Compartir

Una conocida clínica de Trelew, un cirujano, una obra social y una aseguradora deberán indemnizar con más de un millón de pesos a un paciente que culpa de un mal diagnóstico, perdió su pierna izquierda por una amputación.

El caso de daños y perjuicios data de julio de 2007 y lo decidieron los camaristas Sergio Lucero y Aldo De Cunto.
El hombre fue operado en julio de 2007 para extraerle un tumor plantar del pie izquierdo. Había ingresado al nosocomio en muy buen estado general. Esperó cuatro horas. Antes de su operación hubo otras tres intervenciones en la sala aunque la clínica no probó que el lugar se haya esterilizado.

Tras la cirugía su cuadro se complicó por una infección bacteriana. Los primeros signos los detectó un estudio de laboratorio. Al paciente le dolía el pie, entre otros síntomas.

Según el fallo, con ese examen en mano su médico debió hacer cultivos de la zona afectada para saber el origen de la infección y tratarla.
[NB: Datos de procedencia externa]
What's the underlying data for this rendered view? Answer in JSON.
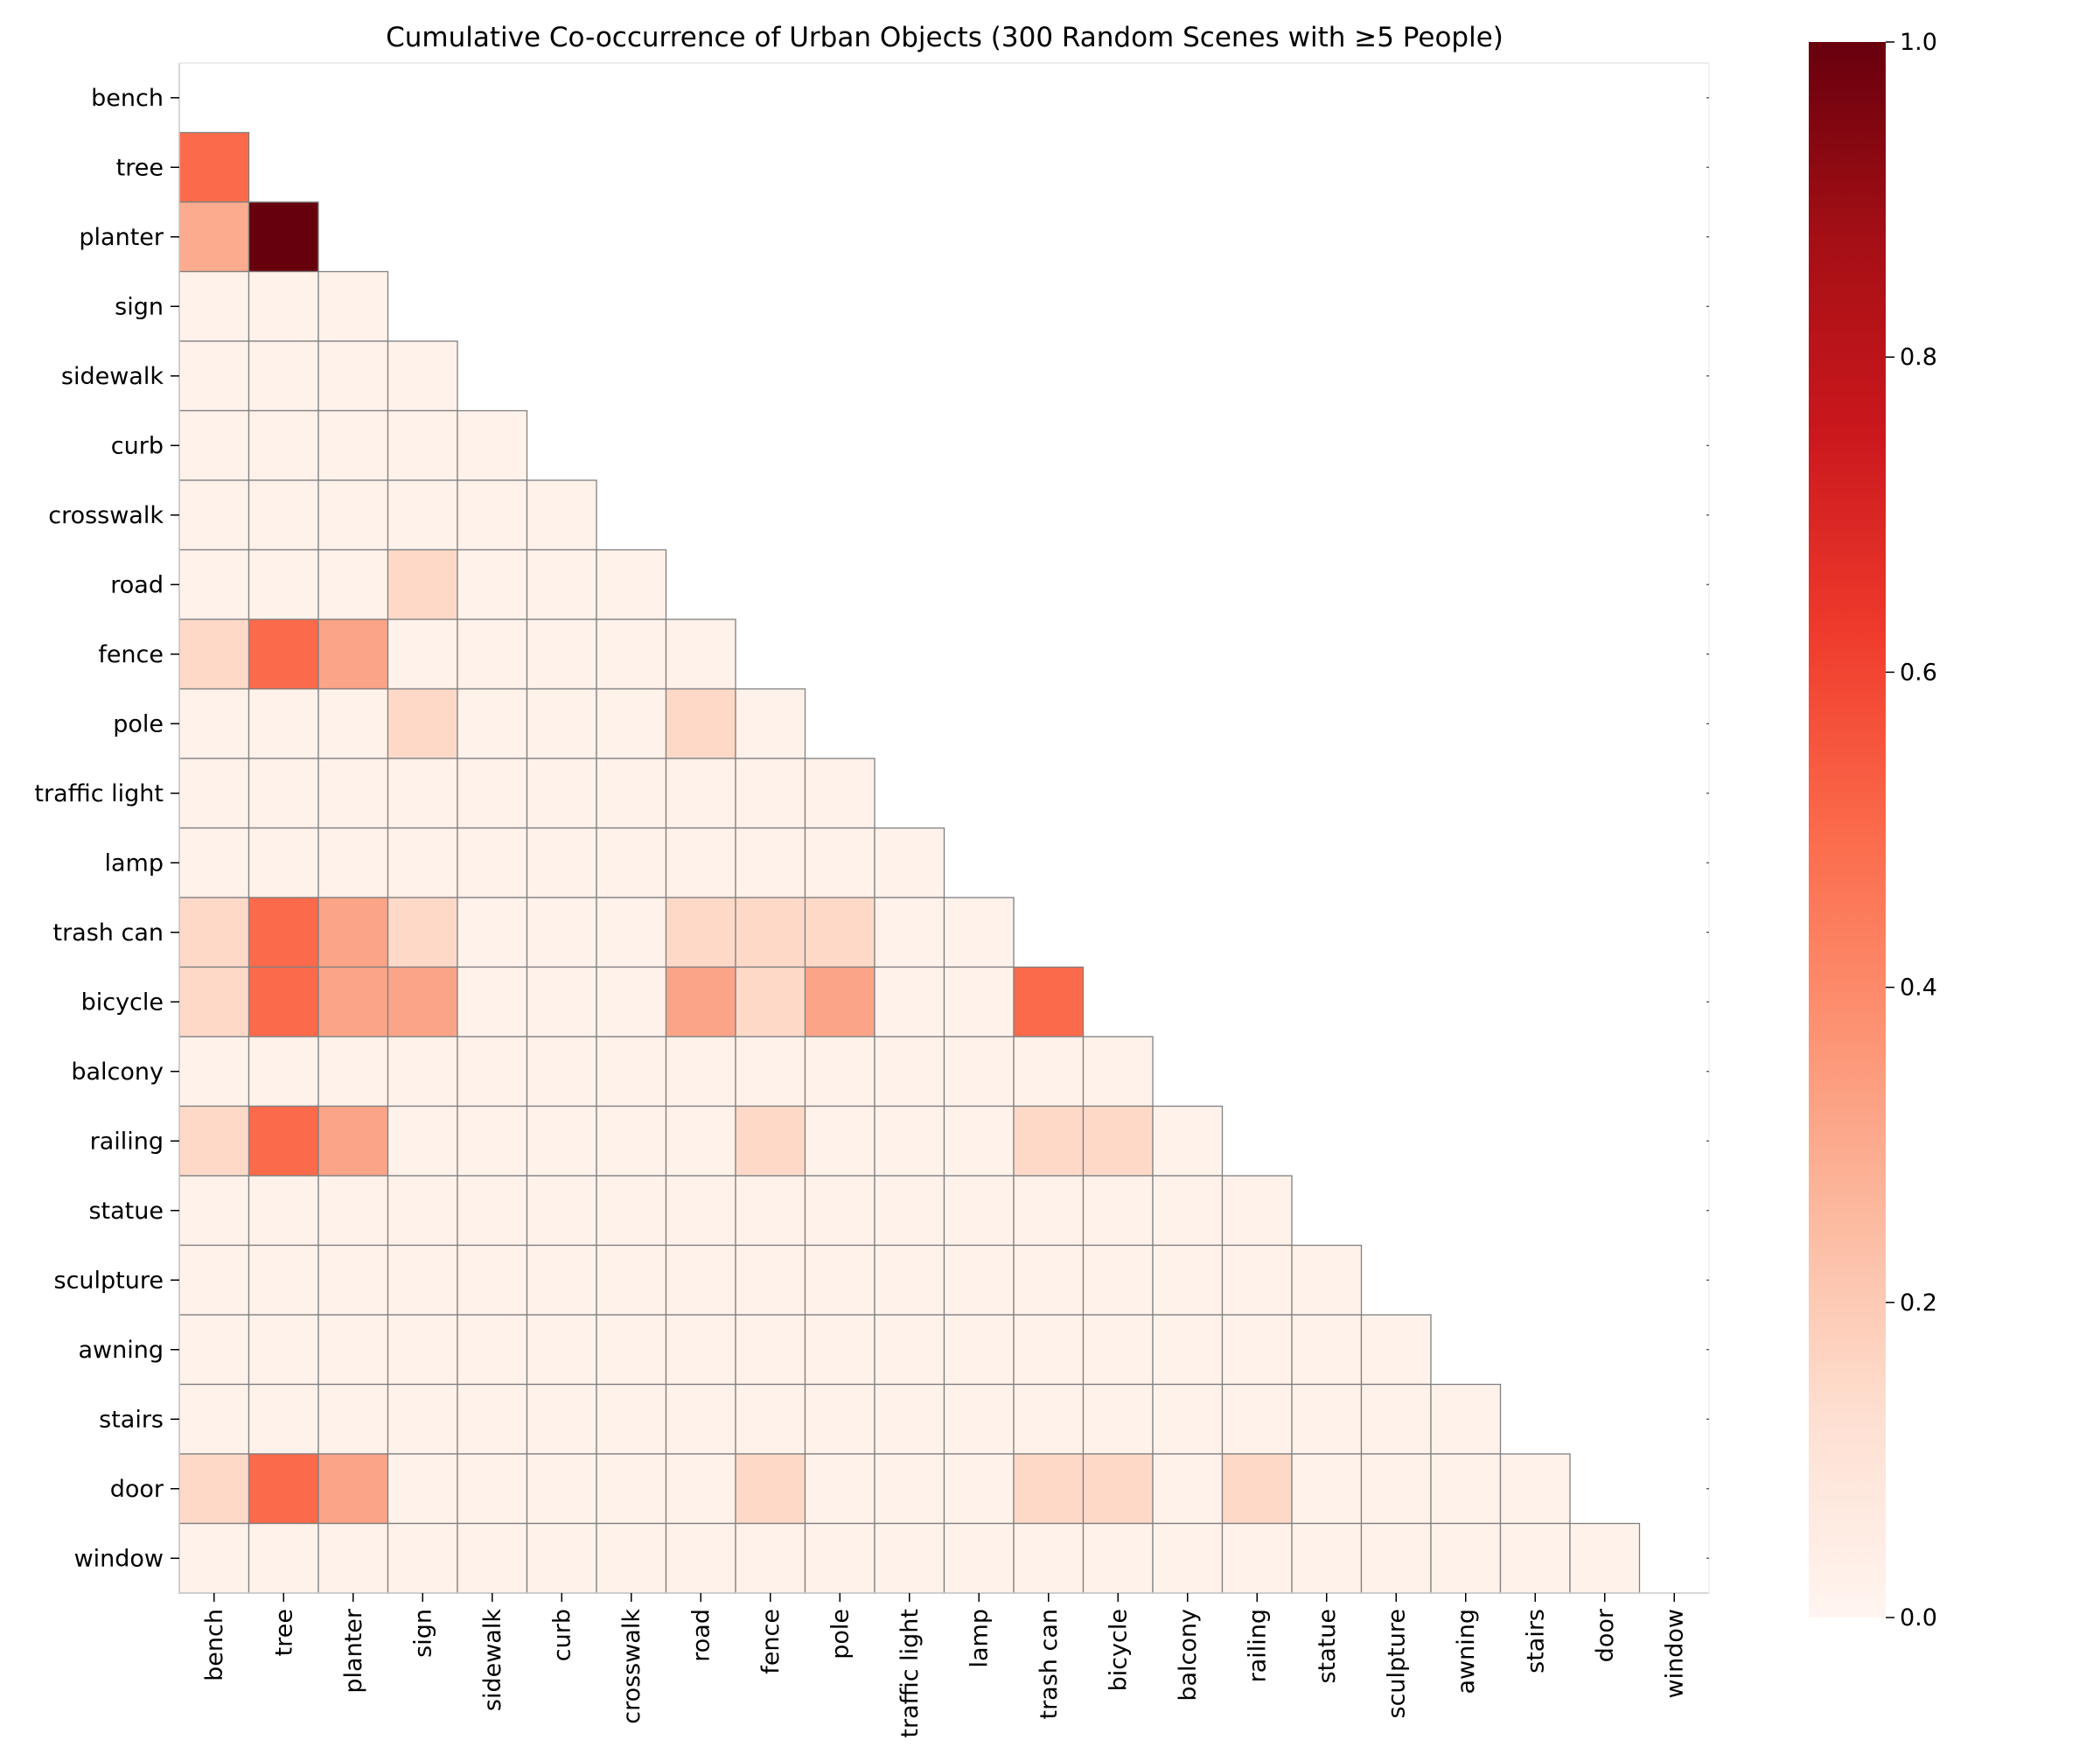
{
  "chart_data": {
    "type": "heatmap",
    "title": "Cumulative Co-occurrence of Urban Objects (300 Random Scenes with ≥5 People)",
    "xlabel": "",
    "ylabel": "",
    "mask": "lower-triangle",
    "labels": [
      "bench",
      "tree",
      "planter",
      "sign",
      "sidewalk",
      "curb",
      "crosswalk",
      "road",
      "fence",
      "pole",
      "traffic light",
      "lamp",
      "trash can",
      "bicycle",
      "balcony",
      "railing",
      "statue",
      "sculpture",
      "awning",
      "stairs",
      "door",
      "window"
    ],
    "matrix": [
      [],
      [
        0.5
      ],
      [
        0.3,
        1.0
      ],
      [
        0.02,
        0.02,
        0.02
      ],
      [
        0.02,
        0.02,
        0.02,
        0.02
      ],
      [
        0.02,
        0.02,
        0.02,
        0.02,
        0.02
      ],
      [
        0.02,
        0.02,
        0.02,
        0.02,
        0.02,
        0.02
      ],
      [
        0.02,
        0.02,
        0.02,
        0.15,
        0.02,
        0.02,
        0.02
      ],
      [
        0.15,
        0.5,
        0.32,
        0.02,
        0.02,
        0.02,
        0.02,
        0.02
      ],
      [
        0.02,
        0.02,
        0.02,
        0.15,
        0.02,
        0.02,
        0.02,
        0.15,
        0.02
      ],
      [
        0.02,
        0.02,
        0.02,
        0.02,
        0.02,
        0.02,
        0.02,
        0.02,
        0.02,
        0.02
      ],
      [
        0.02,
        0.02,
        0.02,
        0.02,
        0.02,
        0.02,
        0.02,
        0.02,
        0.02,
        0.02,
        0.02
      ],
      [
        0.15,
        0.5,
        0.32,
        0.15,
        0.02,
        0.02,
        0.02,
        0.15,
        0.15,
        0.15,
        0.02,
        0.02
      ],
      [
        0.15,
        0.5,
        0.32,
        0.32,
        0.02,
        0.02,
        0.02,
        0.32,
        0.15,
        0.32,
        0.02,
        0.02,
        0.5
      ],
      [
        0.02,
        0.02,
        0.02,
        0.02,
        0.02,
        0.02,
        0.02,
        0.02,
        0.02,
        0.02,
        0.02,
        0.02,
        0.02,
        0.02
      ],
      [
        0.15,
        0.5,
        0.32,
        0.02,
        0.02,
        0.02,
        0.02,
        0.02,
        0.15,
        0.02,
        0.02,
        0.02,
        0.15,
        0.15,
        0.02
      ],
      [
        0.02,
        0.02,
        0.02,
        0.02,
        0.02,
        0.02,
        0.02,
        0.02,
        0.02,
        0.02,
        0.02,
        0.02,
        0.02,
        0.02,
        0.02,
        0.02
      ],
      [
        0.02,
        0.02,
        0.02,
        0.02,
        0.02,
        0.02,
        0.02,
        0.02,
        0.02,
        0.02,
        0.02,
        0.02,
        0.02,
        0.02,
        0.02,
        0.02,
        0.02
      ],
      [
        0.02,
        0.02,
        0.02,
        0.02,
        0.02,
        0.02,
        0.02,
        0.02,
        0.02,
        0.02,
        0.02,
        0.02,
        0.02,
        0.02,
        0.02,
        0.02,
        0.02,
        0.02
      ],
      [
        0.02,
        0.02,
        0.02,
        0.02,
        0.02,
        0.02,
        0.02,
        0.02,
        0.02,
        0.02,
        0.02,
        0.02,
        0.02,
        0.02,
        0.02,
        0.02,
        0.02,
        0.02,
        0.02
      ],
      [
        0.15,
        0.5,
        0.32,
        0.02,
        0.02,
        0.02,
        0.02,
        0.02,
        0.15,
        0.02,
        0.02,
        0.02,
        0.15,
        0.15,
        0.02,
        0.15,
        0.02,
        0.02,
        0.02,
        0.02
      ],
      [
        0.02,
        0.02,
        0.02,
        0.02,
        0.02,
        0.02,
        0.02,
        0.02,
        0.02,
        0.02,
        0.02,
        0.02,
        0.02,
        0.02,
        0.02,
        0.02,
        0.02,
        0.02,
        0.02,
        0.02,
        0.02
      ]
    ],
    "colorbar": {
      "range": [
        0.0,
        1.0
      ],
      "ticks": [
        0.0,
        0.2,
        0.4,
        0.6,
        0.8,
        1.0
      ],
      "tick_labels": [
        "0.0",
        "0.2",
        "0.4",
        "0.6",
        "0.8",
        "1.0"
      ],
      "colormap": "Reds",
      "stops": [
        "#fff5f0",
        "#fee0d2",
        "#fcbba1",
        "#fc9272",
        "#fb6a4a",
        "#ef3b2c",
        "#cb181d",
        "#a50f15",
        "#67000d"
      ]
    }
  }
}
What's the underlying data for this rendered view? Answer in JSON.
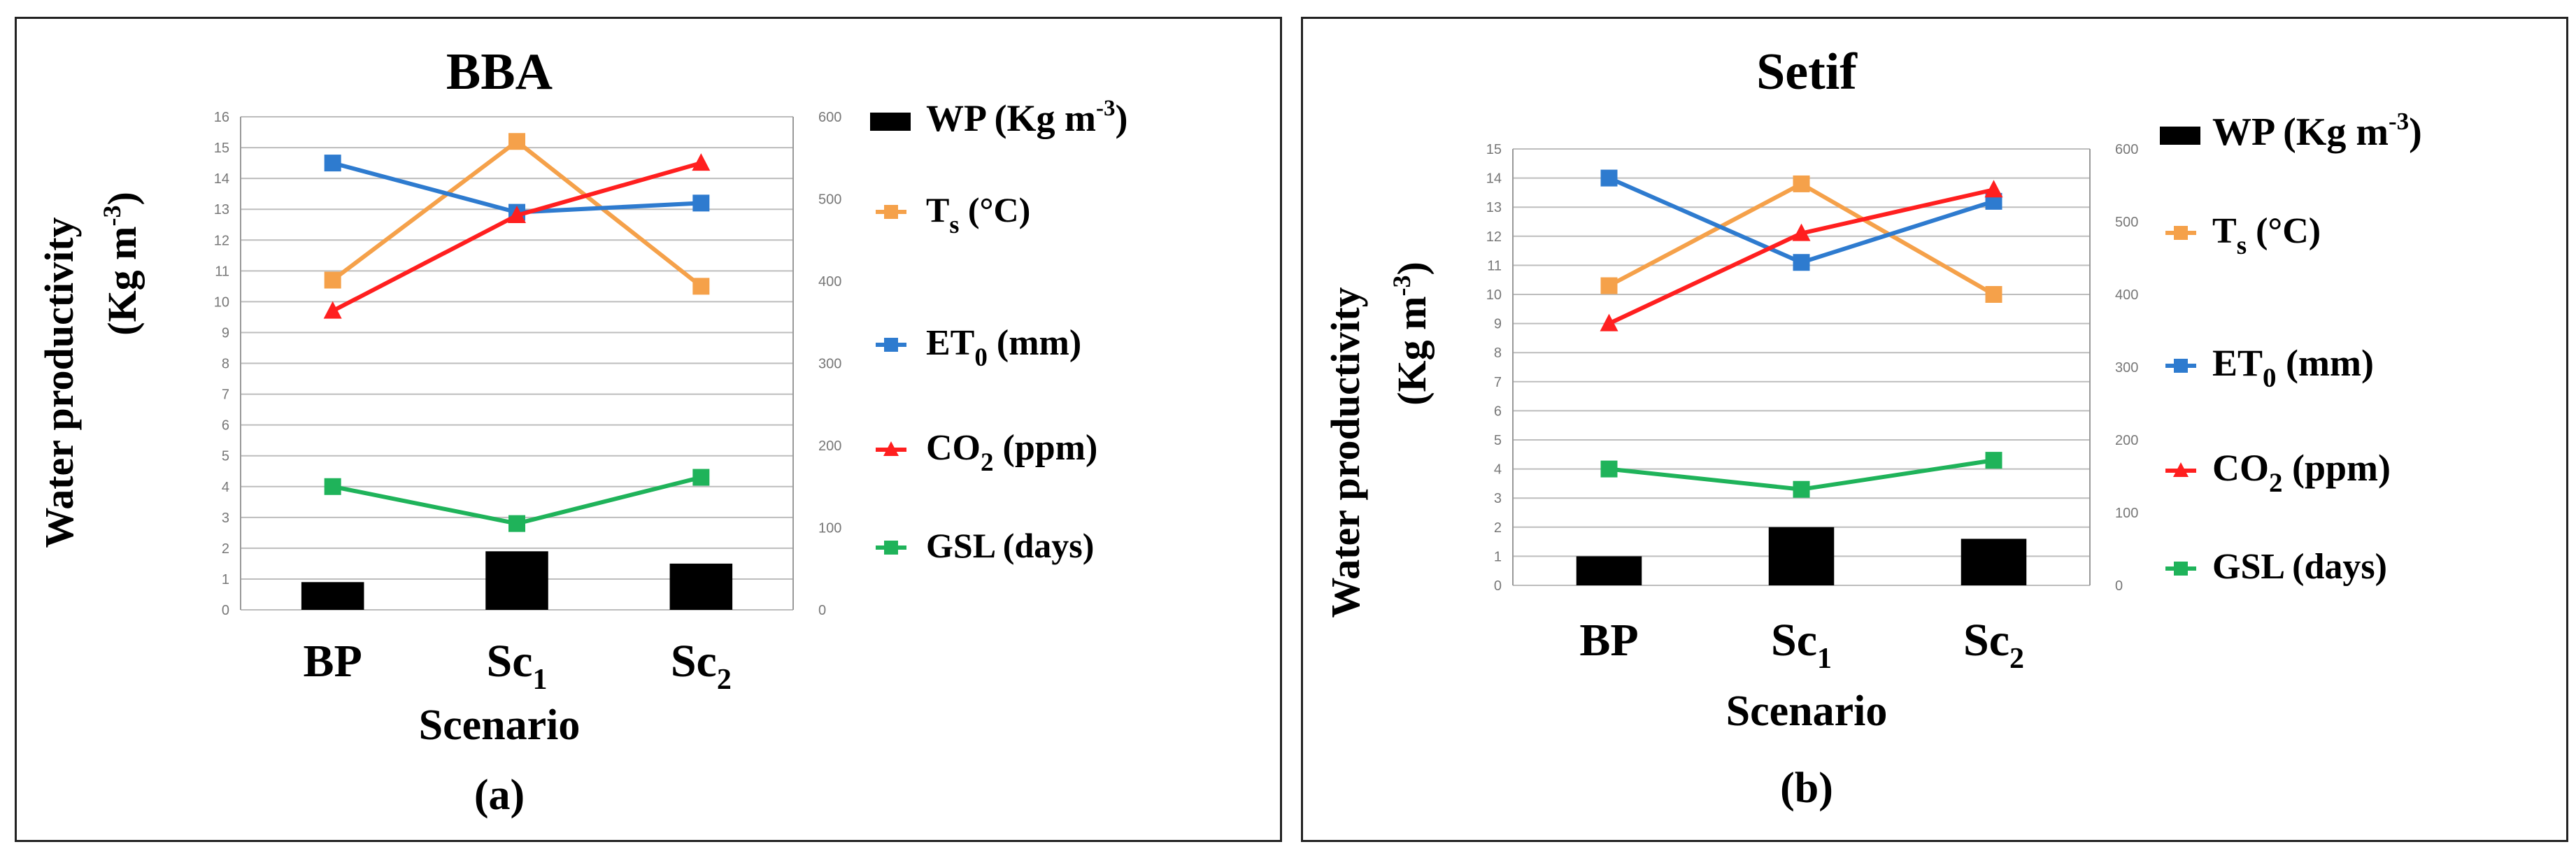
{
  "chart_data": [
    {
      "type": "bar+line",
      "panel_label": "(a)",
      "title": "BBA",
      "xlabel": "Scenario",
      "ylabel": "Water productivity",
      "ylabel_unit_base": "(Kg m",
      "ylabel_unit_sup": "-3",
      "ylabel_unit_close": ")",
      "categories": [
        {
          "base": "BP",
          "sub": ""
        },
        {
          "base": "Sc",
          "sub": "1"
        },
        {
          "base": "Sc",
          "sub": "2"
        }
      ],
      "ylim_left": [
        0,
        16
      ],
      "ylim_right": [
        0,
        600
      ],
      "left_ticks": [
        "0",
        "1",
        "2",
        "3",
        "4",
        "5",
        "6",
        "7",
        "8",
        "9",
        "10",
        "11",
        "12",
        "13",
        "14",
        "15",
        "16"
      ],
      "right_ticks": [
        "0",
        "100",
        "200",
        "300",
        "400",
        "500",
        "600"
      ],
      "grid": true,
      "bar_series": {
        "name": "WP",
        "color": "#000000",
        "values": [
          0.9,
          1.9,
          1.5
        ]
      },
      "line_series": [
        {
          "name": "Ts",
          "color": "#f5a14a",
          "values": [
            10.7,
            15.2,
            10.5
          ],
          "marker": "square"
        },
        {
          "name": "ET0",
          "color": "#2e7bcf",
          "values": [
            14.5,
            12.9,
            13.2
          ],
          "marker": "square"
        },
        {
          "name": "CO2",
          "color": "#ff1f1f",
          "values": [
            9.7,
            12.8,
            14.5
          ],
          "marker": "triangle"
        },
        {
          "name": "GSL",
          "color": "#1fb35a",
          "values": [
            4.0,
            2.8,
            4.3
          ],
          "marker": "square"
        }
      ],
      "legend": [
        {
          "base": "WP (Kg m",
          "sup": "-3",
          "sub": "",
          "rest": ")"
        },
        {
          "base": "T",
          "sup": "",
          "sub": "s",
          "rest": "  (°C)"
        },
        {
          "base": "ET",
          "sup": "",
          "sub": "0",
          "rest": " (mm)"
        },
        {
          "base": "CO",
          "sup": "",
          "sub": "2",
          "rest": " (ppm)"
        },
        {
          "base": "GSL  (days)",
          "sup": "",
          "sub": "",
          "rest": ""
        }
      ]
    },
    {
      "type": "bar+line",
      "panel_label": "(b)",
      "title": "Setif",
      "xlabel": "Scenario",
      "ylabel": "Water productivity",
      "ylabel_unit_base": "(Kg m",
      "ylabel_unit_sup": "-3",
      "ylabel_unit_close": ")",
      "categories": [
        {
          "base": "BP",
          "sub": ""
        },
        {
          "base": "Sc",
          "sub": "1"
        },
        {
          "base": "Sc",
          "sub": "2"
        }
      ],
      "ylim_left": [
        0,
        15
      ],
      "ylim_right": [
        0,
        600
      ],
      "left_ticks": [
        "0",
        "1",
        "2",
        "3",
        "4",
        "5",
        "6",
        "7",
        "8",
        "9",
        "10",
        "11",
        "12",
        "13",
        "14",
        "15"
      ],
      "right_ticks": [
        "0",
        "100",
        "200",
        "300",
        "400",
        "500",
        "600"
      ],
      "grid": true,
      "bar_series": {
        "name": "WP",
        "color": "#000000",
        "values": [
          1.0,
          2.0,
          1.6
        ]
      },
      "line_series": [
        {
          "name": "Ts",
          "color": "#f5a14a",
          "values": [
            10.3,
            13.8,
            10.0
          ],
          "marker": "square"
        },
        {
          "name": "ET0",
          "color": "#2e7bcf",
          "values": [
            14.0,
            11.1,
            13.2
          ],
          "marker": "square"
        },
        {
          "name": "CO2",
          "color": "#ff1f1f",
          "values": [
            9.0,
            12.1,
            13.6
          ],
          "marker": "triangle"
        },
        {
          "name": "GSL",
          "color": "#1fb35a",
          "values": [
            4.0,
            3.3,
            4.3
          ],
          "marker": "square"
        }
      ],
      "legend": [
        {
          "base": "WP (Kg m",
          "sup": "-3",
          "sub": "",
          "rest": ")"
        },
        {
          "base": "T",
          "sup": "",
          "sub": "s",
          "rest": "  (°C)"
        },
        {
          "base": "ET",
          "sup": "",
          "sub": "0",
          "rest": " (mm)"
        },
        {
          "base": "CO",
          "sup": "",
          "sub": "2",
          "rest": "  (ppm)"
        },
        {
          "base": "GSL  (days)",
          "sup": "",
          "sub": "",
          "rest": ""
        }
      ]
    }
  ]
}
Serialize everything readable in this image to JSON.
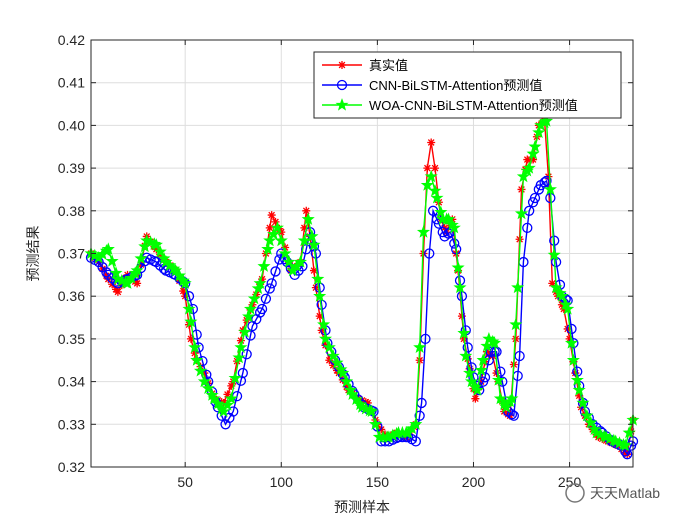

Pero las medidas terapéuticas tras la operación fueron deficientes, sumadas al error de diagnóstico. El galeno fue imprudente y negligente por no advertir o no diagnosticar la infección.
“Atento el resultado del laboratorio con alteraciones de valores que indicaban la presencia de un cuadro infeccioso, se ameritaba la indicación de la práctica de cultivos para determinar y confirmar el cuadro”, dijeron los jueces.

El perito que revisó el caso explicó que la gangrena que se produjo fue rápida, progresiva y devastadora, con un período de incubación de 1 a 4 días. Correspondía un tratamiento urgente, con extirpación de todos los tejidos afectados y antibióticos activos a altas dosis. En cambio, entre la operación y el análisis de laboratorio se “perdieron” cuatro días, equivalente al tiempo de incubación.